Giornata impegnativa, contabilmente.
Arriva la busta paga, stampa due copie, falla firmare per ricevuta, inserisci la copia in ogni singolo falcone, prepara bonifico. Moltiplica per sedici.
Quanti quelli che ormai siamo diventati.
Diciamo quattordici, perché l’amministratore salta il giro.
Il fisico non lo direbbe ma l’amministratore è un grande saltatore. In alto, in lungo, in basso, indietro.
Raccolgo dunque le fatture emesse nella cartella che poi spedirò al commercialista, faccio copia delle fatture in entrata.
Intanto, fuori, aria che frizza.
Apro il file del 2008, ho bisogno di parametri costanti come una corsia del suo guard rail. La scarsa memoria inganna l’entusiasmo. L’entusiasmo ti porta a sbandare.
Due cifre saltano fuori. Nonostante tutto, la crisi, i tagli di budget, la mancanza d’investimenti, i primi dieci mesi dell’anno fanno registrare un +3%. Non è tanto ma va bene così.
È ingenuo pensare (ma noi saltatori, siamo anche spesso ingenui… ci riempiamo del vuoto che rincorriamo) che fino all’anno scorso si cresceva a due cifre, senza problemi.
Progressivamente, più cresci e meno cresci. Questo, l’ho imparato. Quasi una regola di vita.
La seconda cifra, però, mette i brividi.

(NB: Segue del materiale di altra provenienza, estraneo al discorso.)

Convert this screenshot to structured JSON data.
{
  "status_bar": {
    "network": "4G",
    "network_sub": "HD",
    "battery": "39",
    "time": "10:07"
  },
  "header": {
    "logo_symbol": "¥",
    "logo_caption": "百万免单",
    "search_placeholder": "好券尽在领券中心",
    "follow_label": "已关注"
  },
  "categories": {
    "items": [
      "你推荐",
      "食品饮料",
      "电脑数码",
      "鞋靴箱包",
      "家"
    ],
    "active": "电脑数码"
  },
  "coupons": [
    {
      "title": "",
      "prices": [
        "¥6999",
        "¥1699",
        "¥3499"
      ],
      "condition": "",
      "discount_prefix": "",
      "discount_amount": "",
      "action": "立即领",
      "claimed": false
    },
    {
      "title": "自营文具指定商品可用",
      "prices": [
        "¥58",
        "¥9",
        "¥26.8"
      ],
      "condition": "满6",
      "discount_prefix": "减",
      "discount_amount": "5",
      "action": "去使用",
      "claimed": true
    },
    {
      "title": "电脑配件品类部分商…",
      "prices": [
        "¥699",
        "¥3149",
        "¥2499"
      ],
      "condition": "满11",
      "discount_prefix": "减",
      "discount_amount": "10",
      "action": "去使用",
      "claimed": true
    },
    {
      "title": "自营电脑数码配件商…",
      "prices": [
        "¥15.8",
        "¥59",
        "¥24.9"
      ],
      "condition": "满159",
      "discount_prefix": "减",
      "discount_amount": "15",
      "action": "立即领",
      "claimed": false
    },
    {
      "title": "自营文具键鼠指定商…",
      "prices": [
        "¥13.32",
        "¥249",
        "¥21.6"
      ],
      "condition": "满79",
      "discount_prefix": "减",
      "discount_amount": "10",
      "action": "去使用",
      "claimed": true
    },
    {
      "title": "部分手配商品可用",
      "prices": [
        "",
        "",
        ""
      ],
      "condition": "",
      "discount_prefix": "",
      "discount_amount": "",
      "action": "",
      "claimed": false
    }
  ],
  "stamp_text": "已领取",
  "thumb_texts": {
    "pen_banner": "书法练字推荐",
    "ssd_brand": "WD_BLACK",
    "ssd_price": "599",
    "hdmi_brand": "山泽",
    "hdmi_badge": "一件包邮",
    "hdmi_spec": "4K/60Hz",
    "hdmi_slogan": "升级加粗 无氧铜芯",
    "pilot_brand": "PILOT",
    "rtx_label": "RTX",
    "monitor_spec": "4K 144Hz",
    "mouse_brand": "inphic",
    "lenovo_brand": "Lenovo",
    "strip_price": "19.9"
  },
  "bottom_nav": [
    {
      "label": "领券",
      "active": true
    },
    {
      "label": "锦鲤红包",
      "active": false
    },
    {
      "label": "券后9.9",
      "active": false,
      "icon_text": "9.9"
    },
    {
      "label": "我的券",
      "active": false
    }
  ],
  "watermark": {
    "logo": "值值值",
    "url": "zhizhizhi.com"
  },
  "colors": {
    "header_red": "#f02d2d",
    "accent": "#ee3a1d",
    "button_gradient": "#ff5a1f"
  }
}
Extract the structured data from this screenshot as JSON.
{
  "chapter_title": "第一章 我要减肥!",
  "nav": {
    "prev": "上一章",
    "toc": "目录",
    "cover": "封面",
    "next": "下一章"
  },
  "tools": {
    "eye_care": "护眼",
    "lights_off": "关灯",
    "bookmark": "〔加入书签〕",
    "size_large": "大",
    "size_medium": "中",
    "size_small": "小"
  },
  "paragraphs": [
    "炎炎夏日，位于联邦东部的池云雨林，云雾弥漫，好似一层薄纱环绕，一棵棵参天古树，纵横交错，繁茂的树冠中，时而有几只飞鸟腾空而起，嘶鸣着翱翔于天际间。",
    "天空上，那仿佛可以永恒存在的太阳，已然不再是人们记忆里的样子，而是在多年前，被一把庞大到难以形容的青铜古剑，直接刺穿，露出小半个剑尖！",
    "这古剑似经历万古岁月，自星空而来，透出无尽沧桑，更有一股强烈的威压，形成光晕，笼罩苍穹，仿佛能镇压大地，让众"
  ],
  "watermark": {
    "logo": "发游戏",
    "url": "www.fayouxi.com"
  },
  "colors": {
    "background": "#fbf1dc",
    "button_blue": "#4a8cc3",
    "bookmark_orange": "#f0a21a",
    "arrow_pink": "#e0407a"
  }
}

La crescita per i costi del personale è aumentata infatti del 40% e oltre!
Per la prima volta, stanotte non ho preso sonno per l’ansia. Solitamente, mi è amica. Mi dà la marcia in più per affrontare le difficoltà, risolvere i problemi. Questa volta, no. È diverso.
È diversa l’ansia, sono diverso io.
Probabilmente, in una struttura più complessa e meno intima, mi avrebbero già fatto fuori alla soglia del +1% per il personale.
Ma poi penso che il beneficio (personale e collettivo) di avere tutti i dipendenti in regola, assunti senza ricorrere a forme di flessibilità se non intellettuale, che ti consente di poterli guardare in faccia con serenità e anche severità, quando è il caso, valga almeno il costo dell’ansia.
Dal punto di pareggio in avanti, nessun traguardo sarà irraggiungibile.
Basterà saltare con convinzione. E magari, anche tornare a dormire.
Sognando che investire sulle persone sia un po’ come investire su se stessi.